Visioner Berita Bima-Kasus pencurian kendaraan bermotor (Curanmor) dalam beberapa tahun terakhir ini, marak terjadi di Bima, baik Kota maupun Kabupaten. Pelaku yang berhasil ditangkap oleh pihak Buser Reskrim maupun Reserse Mobil (Resmob) Sat Brimob Pelopor Den A Bima, bukanlah sedikit. Namun, aksi Curanmor masih belum mampu dieliminasi.
            Masyarakat yang marah terhadap kejadian tersebut, semakin memperlihatkan kebringasannya. Hukum rimba alias main hakim sendiri pun tak mampu dicegah. Sejumlah pelaku Curanmor yang tewas ditangan massa di beberapa wilayah di Bima, adalah bukti dari klimaks emosi massa.

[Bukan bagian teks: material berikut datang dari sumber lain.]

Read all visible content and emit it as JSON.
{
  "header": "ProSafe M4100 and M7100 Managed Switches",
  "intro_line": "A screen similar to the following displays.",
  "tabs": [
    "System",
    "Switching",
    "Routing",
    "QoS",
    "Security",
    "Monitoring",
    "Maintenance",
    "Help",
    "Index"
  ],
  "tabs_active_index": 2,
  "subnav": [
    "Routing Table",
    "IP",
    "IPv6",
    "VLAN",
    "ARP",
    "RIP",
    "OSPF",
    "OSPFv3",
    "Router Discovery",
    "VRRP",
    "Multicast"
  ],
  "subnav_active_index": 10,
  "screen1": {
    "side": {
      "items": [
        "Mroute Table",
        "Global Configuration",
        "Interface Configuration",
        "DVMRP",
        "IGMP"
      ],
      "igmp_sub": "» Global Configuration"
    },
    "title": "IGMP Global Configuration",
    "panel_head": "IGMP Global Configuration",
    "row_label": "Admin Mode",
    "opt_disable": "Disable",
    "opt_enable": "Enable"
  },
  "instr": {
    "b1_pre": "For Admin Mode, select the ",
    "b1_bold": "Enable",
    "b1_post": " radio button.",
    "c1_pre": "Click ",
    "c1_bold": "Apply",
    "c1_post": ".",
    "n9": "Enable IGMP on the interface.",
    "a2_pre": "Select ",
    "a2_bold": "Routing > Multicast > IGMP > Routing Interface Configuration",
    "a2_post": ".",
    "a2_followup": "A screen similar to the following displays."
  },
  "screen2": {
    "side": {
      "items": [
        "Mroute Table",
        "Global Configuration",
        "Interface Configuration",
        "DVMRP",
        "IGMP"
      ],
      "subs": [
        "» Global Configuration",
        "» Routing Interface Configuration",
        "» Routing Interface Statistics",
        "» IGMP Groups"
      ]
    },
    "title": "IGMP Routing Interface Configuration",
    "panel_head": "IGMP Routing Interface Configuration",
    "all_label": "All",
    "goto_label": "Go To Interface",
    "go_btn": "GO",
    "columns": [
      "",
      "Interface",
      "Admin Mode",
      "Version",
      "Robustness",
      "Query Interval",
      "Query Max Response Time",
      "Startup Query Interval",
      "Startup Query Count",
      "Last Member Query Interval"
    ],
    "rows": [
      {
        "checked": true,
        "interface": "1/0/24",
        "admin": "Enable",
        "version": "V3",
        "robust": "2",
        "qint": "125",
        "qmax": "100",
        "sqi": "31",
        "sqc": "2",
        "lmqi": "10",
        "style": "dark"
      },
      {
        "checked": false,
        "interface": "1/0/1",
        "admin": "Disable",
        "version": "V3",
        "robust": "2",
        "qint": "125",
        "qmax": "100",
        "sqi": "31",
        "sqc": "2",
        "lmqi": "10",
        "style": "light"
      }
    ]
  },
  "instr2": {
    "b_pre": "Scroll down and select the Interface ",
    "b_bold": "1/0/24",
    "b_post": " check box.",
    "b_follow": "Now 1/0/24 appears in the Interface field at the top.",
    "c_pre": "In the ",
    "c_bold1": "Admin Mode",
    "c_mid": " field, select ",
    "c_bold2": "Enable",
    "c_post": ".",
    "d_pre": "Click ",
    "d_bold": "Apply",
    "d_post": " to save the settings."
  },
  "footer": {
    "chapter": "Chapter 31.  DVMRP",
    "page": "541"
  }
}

            Sehari sebelum terjadinya banjir bandang di penhujung Desember 2016, seorang terduga pelaku Curanmor tewas ditangan massa di Kelurahan Rabadompu-Kota Bima.  Dalam bulan Maret 2017, terdapat dua terduga pelaku yang tewas ditangan massa. Yakni, di Kecamatan Sape dan di Desa Padolo Kecamatan Woha-Kabupaten Bima. Dan, tak sedikit yang lolos dari cengkeraman massa, karena kesigapan aparat dalam menyelamatkannya.
            Salah seorang Pemrihati masalah sosial Drs. Amirudin, memiliki padangan yang agak terbeda terkait fenomena ini. “Korban terbunuh secara massal maupun pelaku yang berhgasil dibekuk adalah rata-rata anak-anak dibawah umur. Vonis Pengadilan atas kasus Curanmor yang mnelibatkan anak-anak dibawah umur tersebut, sangatlah renda. Ada yang divonis 5-6 bulan penjara. Pertimbangan Hakim, lebih kepada regulasi tentang UU Perlindungan Anak. Setelah bebas, ya mereka melakukan hal yang sama. Ada catatan tentang itu kok di Kepolisian,” duganya, Minggu (5/3/2016).  
            Masyarakat kian ganas ketiga berhadapan dengan pelaku Curanmor, bnukan lagi menjadi rahasia umum. Tetapi, sangat nampak di depan mata. “Bisa jadi emosi massa itu, dilatari oleh rasa muaknya terhadap aksi Curanmor yang kian marak terjadi. Kita semua setuju bahwa membunuh itu adalah tidak boleh, baik dalam prespektif agama maupun hukum yang berlaku di negeri ini. Tetapi, kita juga tidak berdaya ketika massa menghakimi pelaku hingga tewas dengan kondisi yang sangat memprihatinkan,” tandasnya.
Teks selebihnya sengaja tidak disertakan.